Introduction: The interface between bone and ligament or tendon (enthesis) is characterized by a multiphasic interface containing spatial gradients in mechanical properties, structure and cell type. These gradients exist over a distance of less than one millimeter and serve to mediate load transfer between highly dissimilar tissues by minimizing stress concentrations. As mechanical mediators in the musculoskeletal system, the insertion sites of ligaments or tendons with bone have high incidences of acute and long-term injury respectively[1]. Current surgical repair for many of these tissues is largely unsatisfactory as it does not regenerate the complex structure of the natural interface[2]. Given the variety and prevalence of failures, repair or regeneration of interface tissues remains a significant clinical challenge. In order to satisfactorily regenerate the proper bone-tendon interface, graded tissue engineering scaffolds will be required that properly mimic natural interface mechanical properties. To achieve this it is essential to first understand the chemical and mechanical changes across the natural enthesis. This study focuses on the mechanical transition measured using image correlated tensile testing alongside finite element modelling.
Materials and Methods: Shoulders from skeletally mature porcine were dissected to leave the humeral head, supraspinatus tendon and 2 cm of supraspinatus muscle. The supraspinatus insertion site complex was then frozen in liquid nitrogen and sectioned into 1 mm thick slices. Samples were thawed for testing and split along the length of the tendon. These were placed in a miniature loading machine (Ernest F Fullam, Latham, NY, USA), speckled & placed under an upright optical microscope (BX-51 M, Olympus, Markham, Canada). Strains were calculated using Digital Image Correlation (DIC) with the commercial software VIC-2D (Correlated Solutions, SC, USA). Finite element modelling (FE) of 2D tendon-bone junctions was conducted in Abaqus (Dassault Systems, Vilacoublay, France).
Results and Discussion: Tensile testing of the tendon-bone junction (Figure 1) was used with DIC to generate uniaxial strain maps (Figure 2), revealing a stress concentration at the acute corner of the enthesis. This is in line with theoretical predictions of the material junction of these dissimilar tissues[3] and with the observations of the FE model (Figure 3). By varying the location, width and profile of the transition in modulus of the FE simulated interface the natural modulus transition in these tissues can be inferred. It is observed that the natural enthesis does not seem to employ a lower modulus transition region as has been suggested[4],[5].
Conclusions: The combination of DIC analysis of tensile tests of tendon-bone junctions along with FE models of a 2D structure allows substantial insight into the mechanics of the natural tendon bone interface.
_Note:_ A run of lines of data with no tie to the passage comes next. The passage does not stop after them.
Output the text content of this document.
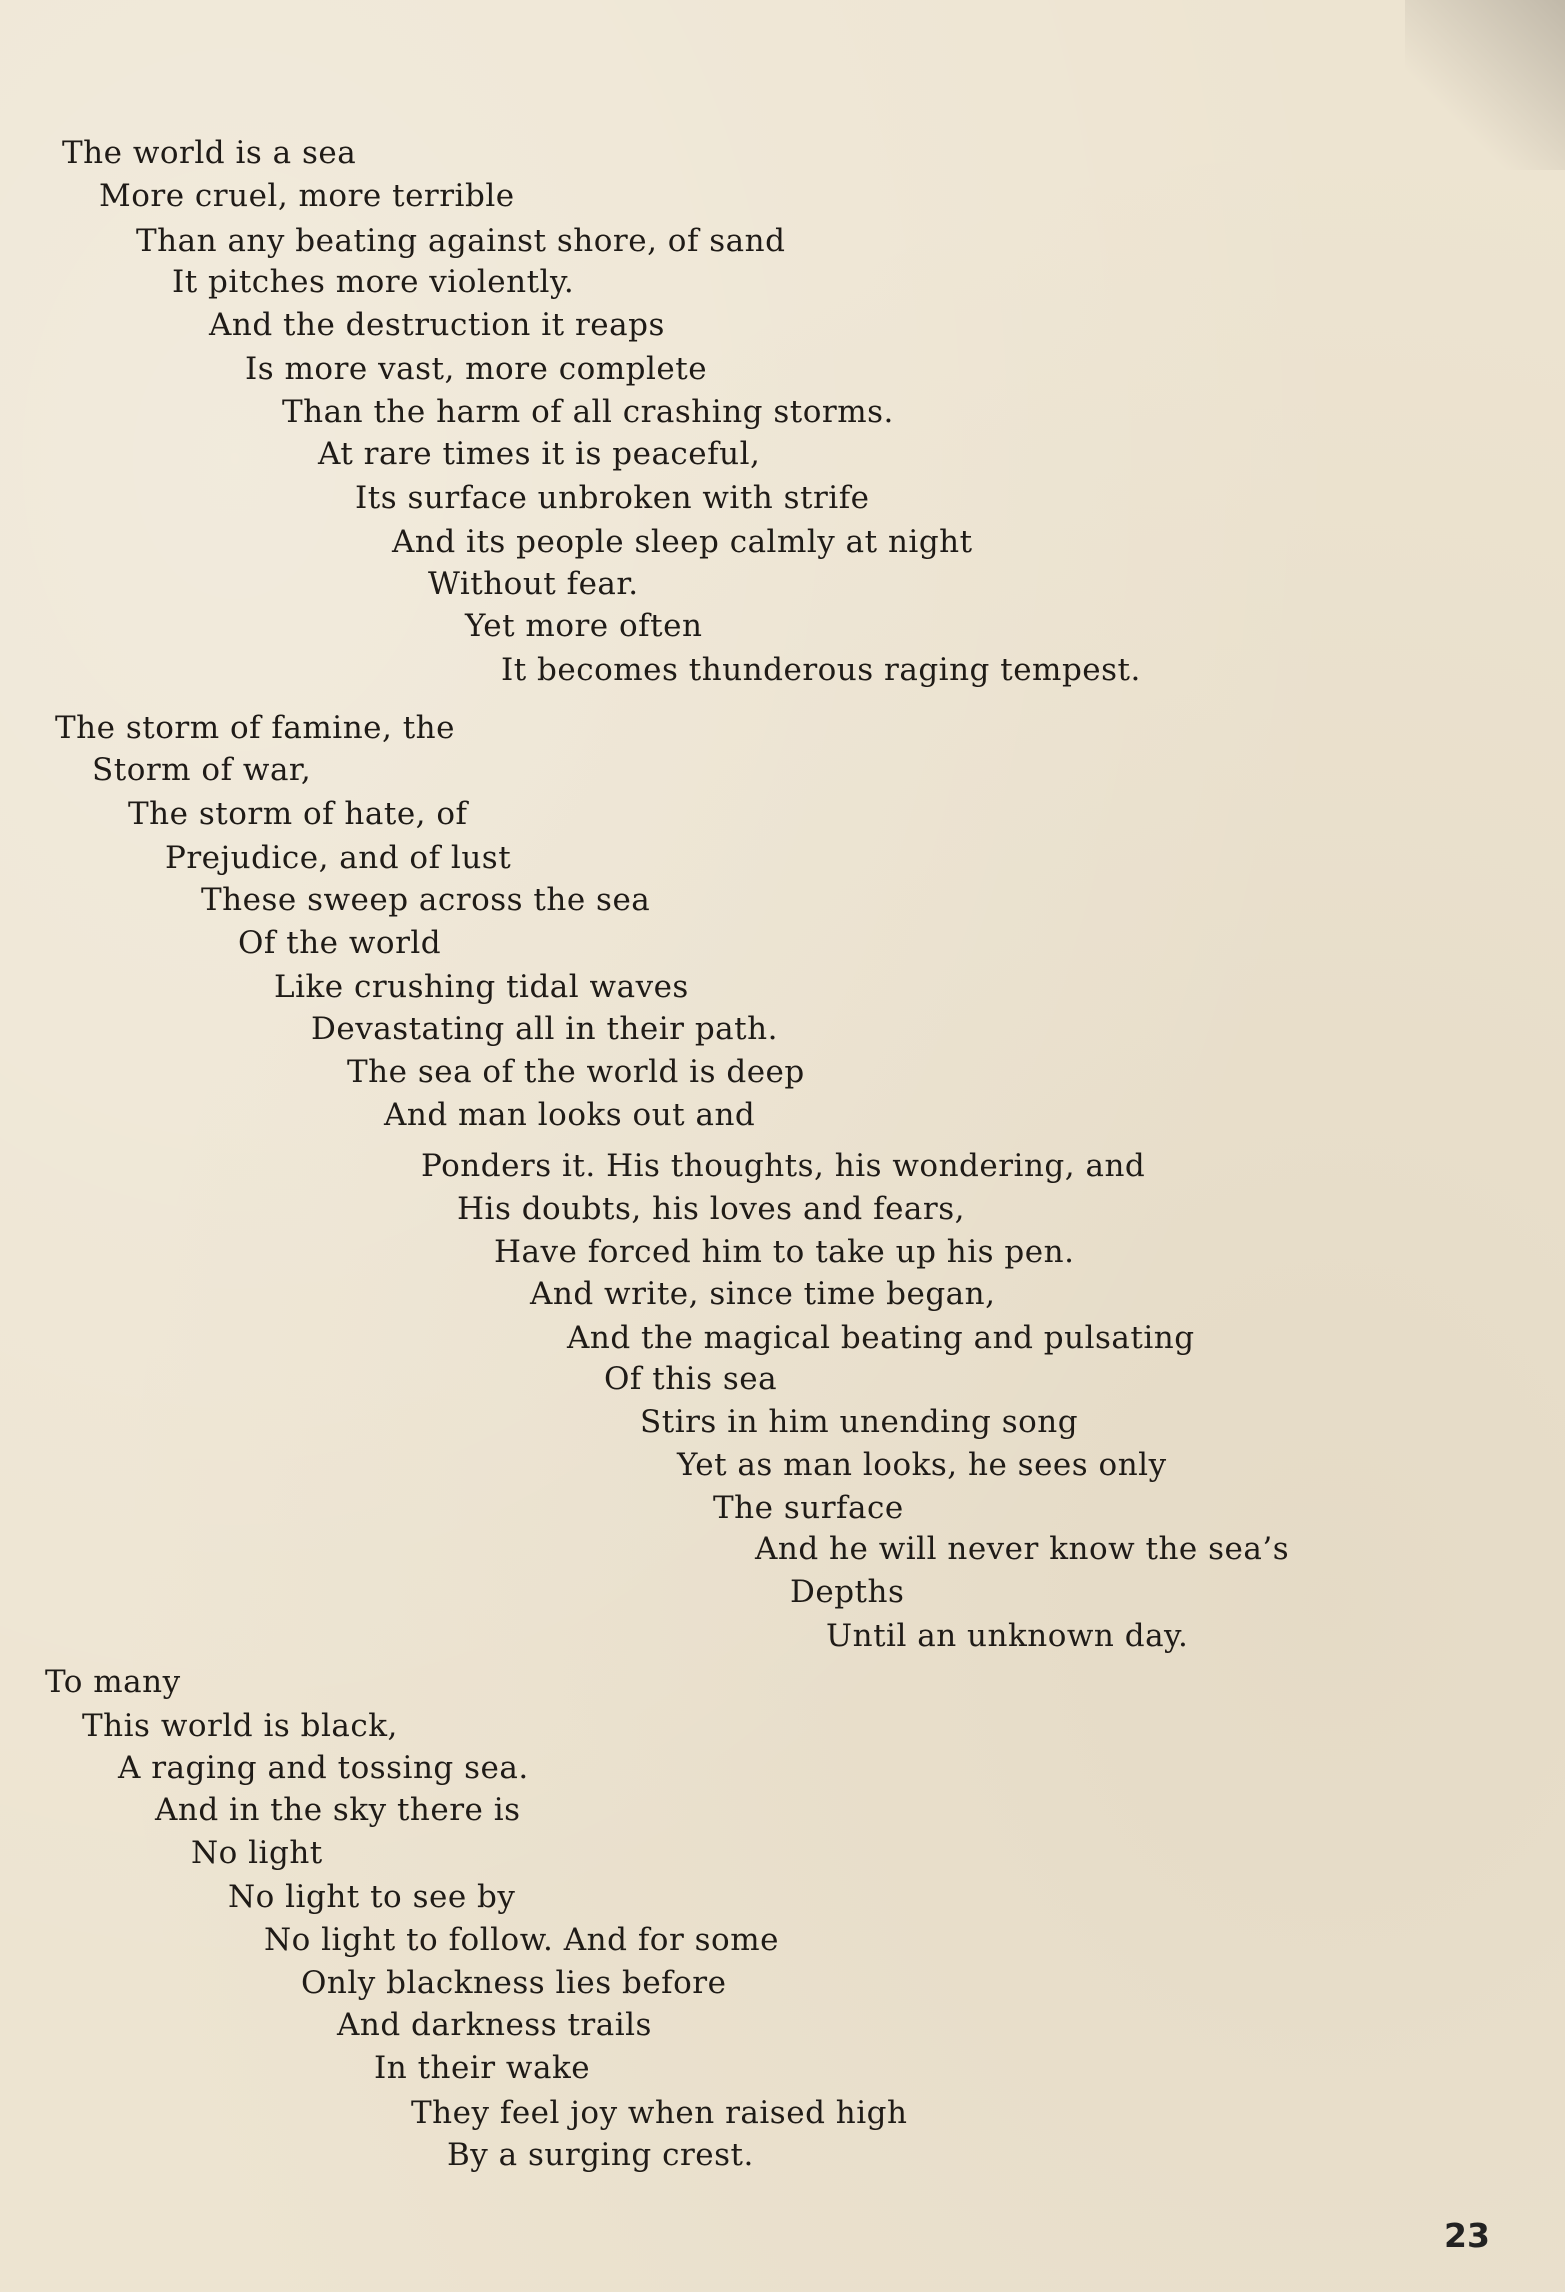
The world is a sea
More cruel, more terrible
Than any beating against shore, of sand
It pitches more violently.
And the destruction it reaps
Is more vast, more complete
Than the harm of all crashing storms.
At rare times it is peaceful,
Its surface unbroken with strife
And its people sleep calmly at night
Without fear.
Yet more often
It becomes thunderous raging tempest.
The storm of famine, the
Storm of war,
The storm of hate, of
Prejudice, and of lust
These sweep across the sea
Of the world
Like crushing tidal waves
Devastating all in their path.
The sea of the world is deep
And man looks out and
Ponders it. His thoughts, his wondering, and
His doubts, his loves and fears,
Have forced him to take up his pen.
And write, since time began,
And the magical beating and pulsating
Of this sea
Stirs in him unending song
Yet as man looks, he sees only
The surface
And he will never know the sea’s
Depths
Until an unknown day.
To many
This world is black,
A raging and tossing sea.
And in the sky there is
No light
No light to see by
No light to follow. And for some
Only blackness lies before
And darkness trails
In their wake
They feel joy when raised high
By a surging crest.
23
On a material level it is clear stress concentrations are an inevitability of this system and hence any strategies to reduce them must be on a macroscopic, geometrical level.
This work has been developed as a result of a mobility stay funded by the Erasmus Mundus Programme of the European Commission under the Transatlantic Partnership for Excellence in Engineering – TEE Project.; This research was supported by an EPSRC DTA award to O.E.Armitage
References:
[1] United States Bone & Joint Initative, The Burden of Musculoskeletal Diseases in the United States, Second Edition. Rosemont, IL: American Academy of Orthopedic Surgeons, 2011.
[2] S. A. Rodeo, S. P. Arnoczky, P. A. Torzilli, C. Hidaka, and R. F. Warren, “Tendon-healing in a bone tunnel. A biomechanical and histological study in the dog.,” J. Bone Jt. Surg., vol. 75, no. 12, pp. 1795–1803, 1993.
[3] G. M. Genin and Y. Liu, “Models for the Mechanics of Joining Dissimilar Materials,” in Structural Interfaces and Attachments in Biology, G. M. Genin, S. Thomopoulos, and V. Birman, Eds. 2013, pp. 43–68.
[4] Y. X. Liu, S. Thomopoulos, V. Birman, J. S. Li, and G. M. Genin, “Bi-material attachment through a compliant interfacial system at the tendon-to-bone insertion site,” Mech. Mater., vol. 44, pp. 83–92, 2012.
[5] G. M. Genin, A. Kent, V. Birman, B. Wopenka, J. D. Pasteris, P. J. Marquez, and S. Thomopoulos, “Functional Grading of Mineral and Collagen in the Attachment of Tendon to Bone,” Biophys. J., vol. 97, pp. 976–985, 2009.